• Home
  • Tags
  • RSS
  • About
  • shell commands in parallel

    Timestamp:
    Tags: code

    I needed a way to execute a list of commands in parallel. Existing tools like parallel from the moreutils debian package and pexec only allowed to pass the arguments by commandline. This becomes a problem when there are more commands than exec() can handle. You find out that limit with getconf NCARGS. Another issue with them is that they allow only a list of arguments that they append to a given command, not a list of commands to be run in parallel. Also the number of arguments that they can give to that command is limited to one. They also can only execute one command and not a chain of commands separated by semicolon.

    What I needed was a program that would sequentially read commands or multiple commands separated by semicolons from a file. One command or chain of them per line and execute them when the overall number of currently executing processes is below a threshold.

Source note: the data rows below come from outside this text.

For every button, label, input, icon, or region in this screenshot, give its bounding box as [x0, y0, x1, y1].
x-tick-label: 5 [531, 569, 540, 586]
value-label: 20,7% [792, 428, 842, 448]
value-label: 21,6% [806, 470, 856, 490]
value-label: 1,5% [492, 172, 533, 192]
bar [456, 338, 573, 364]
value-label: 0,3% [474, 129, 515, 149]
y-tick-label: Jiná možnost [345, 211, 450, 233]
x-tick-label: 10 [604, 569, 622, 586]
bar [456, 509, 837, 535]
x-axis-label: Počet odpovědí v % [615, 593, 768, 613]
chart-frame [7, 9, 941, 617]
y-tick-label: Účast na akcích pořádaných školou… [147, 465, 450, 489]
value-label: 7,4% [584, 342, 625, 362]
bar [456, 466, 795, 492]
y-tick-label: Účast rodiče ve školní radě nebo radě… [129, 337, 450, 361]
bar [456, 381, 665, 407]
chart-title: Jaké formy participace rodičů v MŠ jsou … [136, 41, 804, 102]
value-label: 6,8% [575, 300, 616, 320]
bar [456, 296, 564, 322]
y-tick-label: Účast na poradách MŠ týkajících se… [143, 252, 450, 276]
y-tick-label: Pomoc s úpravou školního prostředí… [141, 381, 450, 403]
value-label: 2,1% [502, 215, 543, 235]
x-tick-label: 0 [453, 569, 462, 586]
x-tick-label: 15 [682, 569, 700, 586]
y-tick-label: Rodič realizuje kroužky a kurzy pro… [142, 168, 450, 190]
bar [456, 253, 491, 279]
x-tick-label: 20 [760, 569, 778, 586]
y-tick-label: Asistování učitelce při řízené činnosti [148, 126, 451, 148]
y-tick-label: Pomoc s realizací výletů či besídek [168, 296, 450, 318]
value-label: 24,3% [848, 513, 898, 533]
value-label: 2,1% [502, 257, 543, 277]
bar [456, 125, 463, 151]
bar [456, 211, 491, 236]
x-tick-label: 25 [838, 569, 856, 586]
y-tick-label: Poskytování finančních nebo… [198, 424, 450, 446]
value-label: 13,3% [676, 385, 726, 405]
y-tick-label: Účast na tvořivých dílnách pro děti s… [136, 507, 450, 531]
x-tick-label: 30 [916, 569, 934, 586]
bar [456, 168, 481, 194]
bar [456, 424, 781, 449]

    The following script reads a file from stdin and does exactly what I want:

    #!/bin/sh
    
    NUM=0
    QUEUE=""
    MAX_NPROC=6
    
    while read CMD; do
        sh -c "$CMD" &
    
        PID=$!
        QUEUE="$QUEUE $PID"
        NUM=$(($NUM+1))
    
        # if enough processes were created
        while [ $NUM -ge $MAX_NPROC ]; do
            # check whether any process finished
            for PID in $QUEUE; do
                if [ ! -d /proc/$PID ]; then
                    TMPQUEUE=$QUEUE
                    QUEUE=""
                    NUM=0
                    # rebuild new queue from processes
                    # that are still alive
                    for PID in $TMPQUEUE; do
                        if [ -d /proc/$PID  ]; then
                            QUEUE="$QUEUE $PID"
                            NUM=$(($NUM+1))
                        fi
                    done
                    break
                fi
            done
            sleep 0.5
        done
    done
    wait
    

    EDIT: way too late I figured out that what I wanted to do is much easier by just using xargs like this:

    cat command_list | xargs --delimiter='\n' --max-args=1 --max-procs=4 sh -c
    

    where -P executes sh in parallel.